In the case of Foley, those who attacked him -- particularly the gay (and straight) liberal partisans who ostensibly support gay civic equality -- cannot sincerely claim that their intent was to expose a closeted, antigay Republican hypocrite. That's because Foley wasn't fully in the closet, and his record on gay issues was actually quite admirable. In 2001 he proposed an amendment to a bill on faith-based initiatives mandating that religious organizations in receipt of federal funds abide by state and local antidiscrimination ordinances, many of which protect gay people. He was a chief cosponsor of the Employment Non-Discrimination Act, voted in favor of increased funding for federal AIDS research, and supported the inclusion of crimes based on sexual orientation in the federal hate crimes statute. The one glaring exception in this otherwise exemplary record was his decade-old support (in which he was joined by many Democrats, including Bill Clinton) for the 1996 Defense of Marriage Act. Foley, however, voted against the Federal Marriage Amendment in 2004 and a similar amendment in 2006.

Maybe Foley's strongest critics on the left really did believe that by tearing him down and turning him into an object of ridicule, they were protecting the sanctity of elected office. If that's the case, the least one can ask from these newfound moral scolds is a bit of consistency. The faux outrage from liberals over Foley was nowhere to be found when Bill Clinton was accused of actual, not proposed, sexual impropriety with a White House intern in the Oval Office and then lied about the affair in a sworn deposition. Nor was it visible when congressman Barney Frank was caught with a male prostitute operating out of his apartment. (A congressional committee eventually concluded that Frank did not know about the man's illegal activity, and Frank was cleared of any wrongdoing.) Indeed, the behavior of both men earned them even stronger support from liberals, who successfully (and not altogether inaccurately) portrayed them as victims of sexual McCarthyism. Surely the conduct of these men was worthy of the same outrage that Foley's naughtiness elicited?
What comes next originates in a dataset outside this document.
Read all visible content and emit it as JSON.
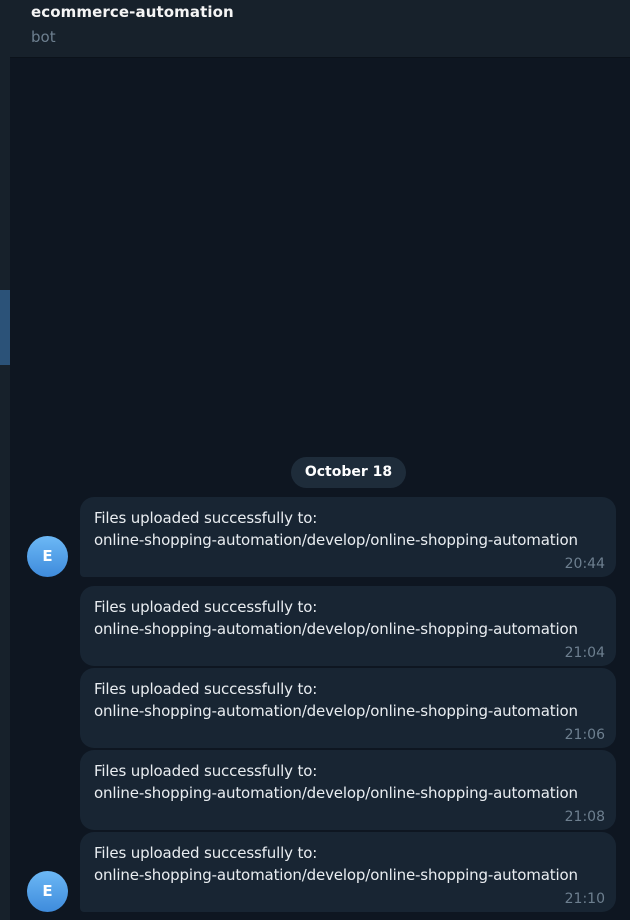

It's hard to disagree with gay syndicated journalist Bob Roehr that the Mark Foley saga was just "another example of our taxpayer dollars at work in the name of homophobia." Other than move a once safe Republican congressional seat in South Florida over to the Democratic column, the only consequence of this overly publicized imbroglio was to again raise the suspicion in the minds of many Americans that all the hoary old slanders of gay men and boys might have a ring of truth to them. Before Democrats take cues from their 2006 takeover of Congress, they -- and the gay community -- ought to ponder what they wrought in getting there.